Um dos modelos considera a geração de renda com o cultivo de hortaliças, baru, pequi, banana, aroeira-pimenteira, milho, mandioca, açafrão, ora-pro-nobis, gergelim e feijão guandu. O segundo prevê cultivo de capim nativo, o plantio de sorgo e crotalária como opção arbustiva e o cultivo de cará e abóbora como opções herbáceas, além de apicultura.
Os custos de implementação ficaram entre R$ 15 mil e R$ 16 mil por hectare. Segundo o estudo, o retorno financeiro dos projetos ocorrerá em seis anos, com TIR entre 14,5% e 15,2% (já ajustada a uma taxa de desconto de 10%).
O terceiro caso avaliado foi de uma fazenda em Cocalinho (MT), que tem um sistema agroflorestal e um silvopastoril rotacionado (SSP), implementados pela Rizoma Agro e pela Carbon 4412. Entram no consórcio cacau, baru e mogno, além de banana, taperebá e mombaça como “espécies de serviço” (que geram benefícios indiretos ao sistema).

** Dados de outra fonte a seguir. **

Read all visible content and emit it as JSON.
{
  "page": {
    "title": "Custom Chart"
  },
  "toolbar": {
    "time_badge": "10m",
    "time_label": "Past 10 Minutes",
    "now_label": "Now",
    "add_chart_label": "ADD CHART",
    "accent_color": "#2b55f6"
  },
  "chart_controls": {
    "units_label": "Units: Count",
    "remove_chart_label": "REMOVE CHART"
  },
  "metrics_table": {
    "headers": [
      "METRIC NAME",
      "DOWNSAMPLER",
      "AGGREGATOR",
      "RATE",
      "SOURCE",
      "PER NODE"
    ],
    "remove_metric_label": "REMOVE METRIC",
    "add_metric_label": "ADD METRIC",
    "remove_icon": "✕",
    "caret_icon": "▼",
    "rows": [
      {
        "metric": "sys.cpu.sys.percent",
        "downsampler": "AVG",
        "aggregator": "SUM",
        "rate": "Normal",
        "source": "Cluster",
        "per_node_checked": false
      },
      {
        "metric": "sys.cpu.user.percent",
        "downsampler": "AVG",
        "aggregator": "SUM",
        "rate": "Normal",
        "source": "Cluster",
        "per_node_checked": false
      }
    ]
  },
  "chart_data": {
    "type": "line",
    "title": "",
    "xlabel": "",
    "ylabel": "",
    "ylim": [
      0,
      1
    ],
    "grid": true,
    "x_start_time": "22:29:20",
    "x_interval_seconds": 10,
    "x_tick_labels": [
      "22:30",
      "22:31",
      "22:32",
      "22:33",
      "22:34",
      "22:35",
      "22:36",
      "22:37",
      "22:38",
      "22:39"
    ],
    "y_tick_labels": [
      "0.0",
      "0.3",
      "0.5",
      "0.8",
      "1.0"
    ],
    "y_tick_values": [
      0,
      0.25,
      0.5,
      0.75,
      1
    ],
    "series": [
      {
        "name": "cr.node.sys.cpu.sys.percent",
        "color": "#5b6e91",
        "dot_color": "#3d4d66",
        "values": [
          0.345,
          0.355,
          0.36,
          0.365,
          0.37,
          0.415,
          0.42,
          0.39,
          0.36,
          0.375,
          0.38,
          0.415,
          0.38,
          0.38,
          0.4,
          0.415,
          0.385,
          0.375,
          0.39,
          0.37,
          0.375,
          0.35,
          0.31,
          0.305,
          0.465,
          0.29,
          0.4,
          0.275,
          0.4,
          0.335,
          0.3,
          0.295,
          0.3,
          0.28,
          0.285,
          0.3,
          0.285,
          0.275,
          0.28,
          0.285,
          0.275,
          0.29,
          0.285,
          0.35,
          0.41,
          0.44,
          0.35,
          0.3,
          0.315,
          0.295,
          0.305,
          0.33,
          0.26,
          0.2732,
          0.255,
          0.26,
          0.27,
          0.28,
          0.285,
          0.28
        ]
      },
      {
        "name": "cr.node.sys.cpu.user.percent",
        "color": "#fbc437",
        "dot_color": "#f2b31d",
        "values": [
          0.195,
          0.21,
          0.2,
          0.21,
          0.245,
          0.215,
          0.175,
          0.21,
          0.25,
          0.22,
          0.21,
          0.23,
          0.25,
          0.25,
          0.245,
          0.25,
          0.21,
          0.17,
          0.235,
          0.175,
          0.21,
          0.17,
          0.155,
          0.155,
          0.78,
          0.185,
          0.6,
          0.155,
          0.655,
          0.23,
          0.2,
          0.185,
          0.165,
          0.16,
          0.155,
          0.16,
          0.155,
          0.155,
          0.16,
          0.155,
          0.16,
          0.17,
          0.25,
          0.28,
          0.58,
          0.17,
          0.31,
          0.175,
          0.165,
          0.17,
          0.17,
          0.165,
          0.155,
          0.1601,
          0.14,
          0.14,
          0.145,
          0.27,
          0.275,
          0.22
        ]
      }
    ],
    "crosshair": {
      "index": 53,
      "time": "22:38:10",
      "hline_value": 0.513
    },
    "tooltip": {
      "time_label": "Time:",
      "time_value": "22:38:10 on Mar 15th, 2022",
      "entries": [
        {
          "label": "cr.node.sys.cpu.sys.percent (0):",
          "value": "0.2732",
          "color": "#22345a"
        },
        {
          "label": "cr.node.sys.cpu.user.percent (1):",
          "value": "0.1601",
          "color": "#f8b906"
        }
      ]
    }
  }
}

No SSP, a lavoura reunia mogno, guandu, baru e taperebá, além de braquiária para pastagem de 4 mil vacas.
O custo para implantação do sistema agroflorestal ficou em R$ 6 mil o hectare, e para o SSP, em R$ 6,8 mil o hectare. Se forem reunidos os dois sistemas, o retorno se dá em nove anos, enquanto a TIR ficaria em 24,14%. O estudo indica que são necessários mais cálculos para analisar a viabilidade de se comprar uma fazenda para essas atividades.
“O sucesso dos sistemas agroflorestais demanda arranjos e parcerias com entidades locais, regionais e federais para superar os desafios ligados ao fornecimento de sementes e mudas, o beneficiamento e escoamento dos produtos, o combate a incêndios e a assistência técnica”, diz Natália Leite, organizadora da publicação.